By 2100 meters we were well above the clouds and looking down on to them. A great feeling to have cycled from the sea to the edge of the volcano crater and being in a pine forest high above the clouds below.

By now it was late and we needed to turn round if we wanted to be back at the boat before dark. But we really wanted to have a look inside the crater so we continued on to a hotel in the middle of the caldera and spent the night there at 2150 meters above sea level. We had now cycled 2500 meters uphill. Surrounded by lava fields, we watched the sun sink and then immediately moved to the open fire in the bar as outside felt freezing.

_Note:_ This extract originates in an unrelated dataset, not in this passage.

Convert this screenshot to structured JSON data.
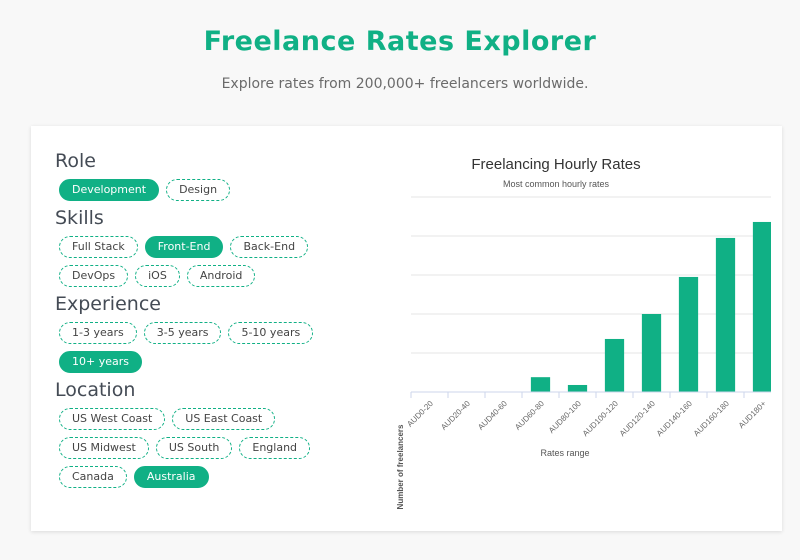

At three in the morning we opened the window to look at more stars than either of us had ever seen before. The lack of light and the high altitude make for an amazing view.

Sunset in the caldera

Not surprisingly we enjoyed a lie in before breakfast but after that we were once again in the saddle and once again heading up hill to the bottom station of the cable car which is the highest point you can reach by bike (2356 meters). We enjoyed watching thousands of tourists trying to find a parking place for their rental cars, took a few pictures and the cycled back down in to the crater. The rock formations, lava fields and strange plants all under a cloudless deep blue sky made it feel like we were cycling across another planet

From the crater wall it was all downhill. The first four hundred vertical meters were great fun – warm, sunny and long curving tarmac. Once we entered the clouds we both agreed that we needed to put on everything we had with us. So we wrapped up in tricots leggings, armlings, jackets and water proof over clothing before we rolled the remaining 1700 vertical meters back to the boat.

After 120 kilometers and three thousand meters of climbing, we were back at the boat with another great adventure behind us.